See that $2$ sneak in there? That’s the doubling of the $dE_y$ vector we talked about in the symmetry discussion.

## Useful case: a really long line of charge

Now we look at the useful case where the line of charge is very long relative to the separation, or $L \gg a$.

Stand at $q$ and turn your head either way to look toward the ends of the very long line. The ends are way off in the distance. Your head turns (very nearly) $\pm\,90^{\circ}$ ($\pm\,\pi/2$ radians). These angles become the limits of the integration.
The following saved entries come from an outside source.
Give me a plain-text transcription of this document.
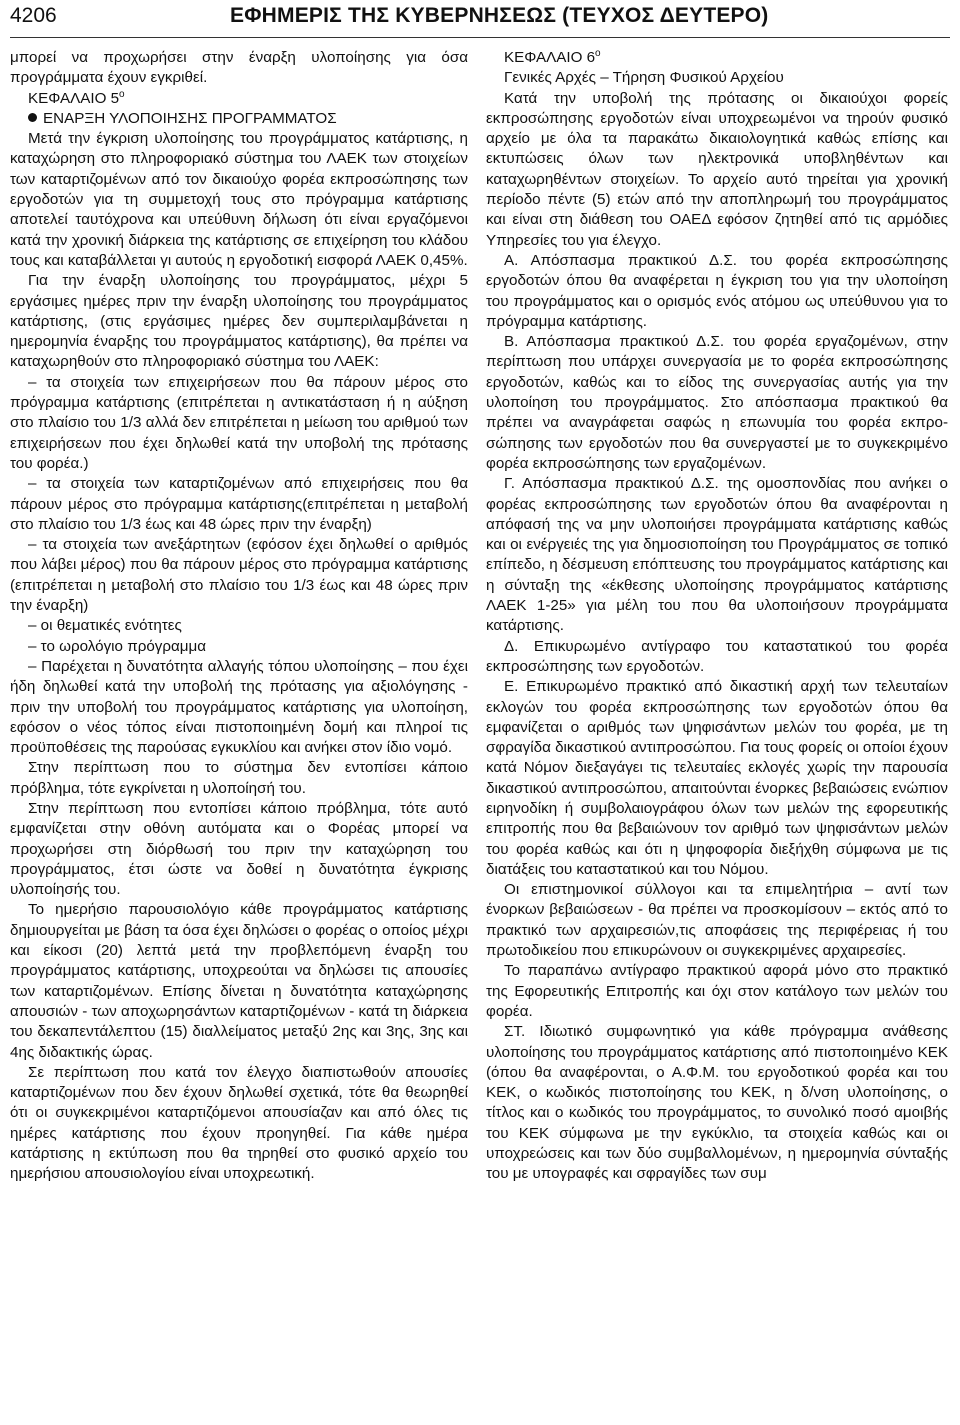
4206	ΕΦΗΜΕΡΙΣ ΤΗΣ ΚΥΒΕΡΝΗΣΕΩΣ (ΤΕΥΧΟΣ ΔΕΥΤΕΡΟ)

μπορεί να προχωρήσει στην έναρξη υλοποίησης για όσα προγράμματα έχουν εγκριθεί.

ΚΕΦΑΛΑΙΟ $5^o$

ΕΝΑΡΞΗ ΥΛΟΠΟΙΗΣΗΣ ΠΡΟΓΡΑΜΜΑΤΟΣ

Μετά την έγκριση υλοποίησης του προγράμματος κατάρτισης, η καταχώρηση στο πληροφοριακό σύστημα του ΛΑΕΚ των στοιχείων των καταρτιζομένων από τον δικαιούχο φορέα εκπροσώπησης των εργοδοτών για τη συμμετοχή τους στο πρόγραμμα κατάρτισης αποτελεί ταυτόχρονα και υπεύθυνη δήλωση ότι είναι εργαζόμενοι κατά την χρονική διάρκεια της κατάρτισης σε επιχείρηση του κλάδου τους και καταβάλλεται γι αυτούς η εργοδοτική εισφορά ΛΑΕΚ 0,45%.

Για την έναρξη υλοποίησης του προγράμματος, μέχρι 5 εργάσιμες ημέρες πριν την έναρξη υλοποίησης του προγράμματος κατάρτισης, (στις εργάσιμες ημέρες δεν συμπεριλαμβάνεται η ημερομηνία έναρξης του προγράμματος κατάρτισης), θα πρέπει να καταχωρηθούν στο πληροφοριακό σύστημα του ΛΑΕΚ:

– τα στοιχεία των επιχειρήσεων που θα πάρουν μέρος στο πρόγραμμα κατάρτισης (επιτρέπεται η αντικατάσταση ή η αύξηση στο πλαίσιο του 1/3 αλλά δεν επιτρέπεται η μείωση του αριθμού των επιχειρήσεων που έχει δηλωθεί κατά την υποβολή της πρότασης του φορέα.)

– τα στοιχεία των καταρτιζομένων από επιχειρήσεις που θα πάρουν μέρος στο πρόγραμμα κατάρτισης(επιτρέπεται η μεταβολή στο πλαίσιο του 1/3 έως και 48 ώρες πριν την έναρξη)

– τα στοιχεία των ανεξάρτητων (εφόσον έχει δηλωθεί ο αριθμός που λάβει μέρος) που θα πάρουν μέρος στο πρόγραμμα κατάρτισης (επιτρέπεται η μεταβολή στο πλαίσιο του 1/3 έως και 48 ώρες πριν την έναρξη)

– οι θεματικές ενότητες

– το ωρολόγιο πρόγραμμα

– Παρέχεται η δυνατότητα αλλαγής τόπου υλοποίησης – που έχει ήδη δηλωθεί κατά την υποβολή της πρότασης για αξιολόγησης - πριν την υποβολή του προγράμματος κατάρτισης για υλοποίηση, εφόσον ο νέος τόπος είναι πιστοποιημένη δομή και πληροί τις προϋποθέσεις της παρούσας εγκυκλίου και ανήκει στον ίδιο νομό.

Στην περίπτωση που το σύστημα δεν εντοπίσει κάποιο πρόβλημα, τότε εγκρίνεται η υλοποίησή του.

Στην περίπτωση που εντοπίσει κάποιο πρόβλημα, τότε αυτό εμφανίζεται στην οθόνη αυτόματα και ο Φορέας μπορεί να προχωρήσει στη διόρθωσή του πριν την καταχώρηση του προγράμματος, έτσι ώστε να δοθεί η δυνατότητα έγκρισης υλοποίησής του.

Το ημερήσιο παρουσιολόγιο κάθε προγράμματος κατάρτισης δημιουργείται με βάση τα όσα έχει δηλώσει ο φορέας ο οποίος μέχρι και είκοσι (20) λεπτά μετά την προβλεπόμενη έναρξη του προγράμματος κατάρτισης, υποχρεούται να δηλώσει τις απουσίες των καταρτιζομένων. Επίσης δίνεται η δυνατότητα καταχώρησης απουσιών - των αποχωρησάντων καταρτιζομένων - κατά τη διάρκεια του δεκαπεντάλεπτου (15) διαλλείματος μεταξύ 2ης και 3ης, 3ης και 4ης διδακτικής ώρας.

Σε περίπτωση που κατά τον έλεγχο διαπιστωθούν απουσίες καταρτιζομένων που δεν έχουν δηλωθεί σχετικά, τότε θα θεωρηθεί ότι οι συγκεκριμένοι καταρτιζόμενοι απουσίαζαν και από όλες τις ημέρες κατάρτισης που έχουν προηγηθεί. Για κάθε ημέρα κατάρτισης η εκτύπωση που θα τηρηθεί στο φυσικό αρχείο του ημερήσιου απουσιολογίου είναι υποχρεωτική.

ΚΕΦΑΛΑΙΟ $6^o$

Γενικές Αρχές – Τήρηση Φυσικού Αρχείου

Κατά την υποβολή της πρότασης οι δικαιούχοι φορείς εκπροσώπησης εργοδοτών είναι υποχρεωμένοι να τηρούν φυσικό αρχείο με όλα τα παρακάτω δικαιολογητικά καθώς επίσης και εκτυπώσεις όλων των ηλεκτρονικά υποβληθέντων και καταχωρηθέντων στοιχείων. Το αρχείο αυτό τηρείται για χρονική περίοδο πέντε (5) ετών από την αποπληρωμή του προγράμματος και είναι στη διάθεση του ΟΑΕΔ εφόσον ζητηθεί από τις αρμόδιες Υπηρεσίες του για έλεγχο.

Α. Απόσπασμα πρακτικού Δ.Σ. του φορέα εκπροσώπησης εργοδοτών όπου θα αναφέρεται η έγκριση του για την υλοποίηση του προγράμματος και ο ορισμός ενός ατόμου ως υπεύθυνου για το πρόγραμμα κατάρτισης.

Β. Απόσπασμα πρακτικού Δ.Σ. του φορέα εργαζομένων, στην περίπτωση που υπάρχει συνεργασία με το φορέα εκπροσώπησης εργοδοτών, καθώς και το είδος της συνεργασίας αυτής για την υλοποίηση του προγράμματος. Στο απόσπασμα πρακτικού θα πρέπει να αναγράφεται σαφώς η επωνυμία του φορέα εκπροσώπησης των εργοδοτών που θα συνεργαστεί με το συγκεκριμένο φορέα εκπροσώπησης των εργαζομένων.

Γ. Απόσπασμα πρακτικού Δ.Σ. της ομοσπονδίας που ανήκει ο φορέας εκπροσώπησης των εργοδοτών όπου θα αναφέρονται η απόφασή της να μην υλοποιήσει προγράμματα κατάρτισης καθώς και οι ενέργειές της για δημοσιοποίηση του Προγράμματος σε τοπικό επίπεδο, η δέσμευση επόπτευσης του προγράμματος κατάρτισης και η σύνταξη της «έκθεσης υλοποίησης προγράμματος κατάρτισης ΛΑΕΚ 1-25» για μέλη του που θα υλοποιήσουν προγράμματα κατάρτισης.

Δ. Επικυρωμένο αντίγραφο του καταστατικού του φορέα εκπροσώπησης των εργοδοτών.

Ε. Επικυρωμένο πρακτικό από δικαστική αρχή των τελευταίων εκλογών του φορέα εκπροσώπησης των εργοδοτών όπου θα εμφανίζεται ο αριθμός των ψηφισάντων μελών του φορέα, με τη σφραγίδα δικαστικού αντιπροσώπου. Για τους φορείς οι οποίοι έχουν κατά Νόμον διεξαγάγει τις τελευταίες εκλογές χωρίς την παρουσία δικαστικού αντιπροσώπου, απαιτούνται ένορκες βεβαιώσεις ενώπιον ειρηνοδίκη ή συμβολαιογράφου όλων των μελών της εφορευτικής επιτροπής που θα βεβαιώνουν τον αριθμό των ψηφισάντων μελών του φορέα καθώς και ότι η ψηφοφορία διεξήχθη σύμφωνα με τις διατάξεις του καταστατικού και του Νόμου.

Οι επιστημονικοί σύλλογοι και τα επιμελητήρια – αντί των ένορκων βεβαιώσεων - θα πρέπει να προσκομίσουν – εκτός από το πρακτικό των αρχαιρεσιών,τις αποφάσεις της περιφέρειας ή του πρωτοδικείου που επικυρώνουν οι συγκεκριμένες αρχαιρεσίες.

Το παραπάνω αντίγραφο πρακτικού αφορά μόνο στο πρακτικό της Εφορευτικής Επιτροπής και όχι στον κατάλογο των μελών του φορέα.

ΣΤ. Ιδιωτικό συμφωνητικό για κάθε πρόγραμμα ανάθεσης υλοποίησης του προγράμματος κατάρτισης από πιστοποιημένο ΚΕΚ (όπου θα αναφέρονται, ο Α.Φ.Μ. του εργοδοτικού φορέα και του ΚΕΚ, ο κωδικός πιστοποίησης του ΚΕΚ, η δ/νση υλοποίησης, ο τίτλος και ο κωδικός του προγράμματος, το συνολικό ποσό αμοιβής του ΚΕΚ σύμφωνα με την εγκύκλιο, τα στοιχεία καθώς και οι υποχρεώσεις και των δύο συμβαλλομένων, η ημερομηνία σύνταξής του με υπογραφές και σφραγίδες των συμ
$\displaystyle E_y = \int_{-\pi/2}^{+\pi/2} \dfrac{1}{4\pi\epsilon_0} \dfrac{\lambda}{a} \,\cos \theta \,d\theta$

$\displaystyle E_y = \dfrac{1}{4\pi\epsilon_0} \dfrac{\lambda}{a} \,\sin\,\theta \,\bigg| _{-\pi/2}^{+\pi/2} = \dfrac{1}{4\pi\epsilon_0} \dfrac{\lambda}{a}\,(+1 - -1) = \dfrac{1}{4\pi\epsilon_0} \dfrac{\lambda}{a}\,(2)$

$\boxed{E_y = \dfrac{\lambda}{2\pi\epsilon_0} \dfrac{1}{a}}$

This is the specific solution for the electric field from a very long line, at any distance $a$ away from the mid-point.

Notice: For a long line of charge the electric field to the side falls off as $1/\text{(distance)}$ where the distance is $a$.

Predictions: Take a moment now to go back to the predictions you made at the beginning. How did you do? (If you didn’t do so well, don’t worry. This is a hard problem. Keep trying … The next article is about a plane of charge.)

## Summary

The general solution for the electric field near the mid-point of a line of charge is,

$\displaystyle E_y = \dfrac{\lambda}{2\pi\epsilon_0} \dfrac{\sin \theta}{a}$

$a$ is the distance away from the midpoint of the line.

$\theta$ is the angle from the point of interest to either end of the line.

$\lambda$ is the linear charge density of the line, $\lambda = \dfrac{Q}{L}$ coulombs/meter.

If the line of charge is very long the solution is,

$E_y = \dfrac{\lambda}{2\pi\epsilon_0} \dfrac{1}{a}$

The electric field to the side of a long line falls of as $\dfrac{1}{a}$.

We used our wits to exploit the symmetry of the problem to simplify the integration and decide the direction of the electric field.

### Reference

Kip, A. H. (1969), Fundamentals of Electricity and Magnetism (2nd edition, McGraw-Hill), p. 30.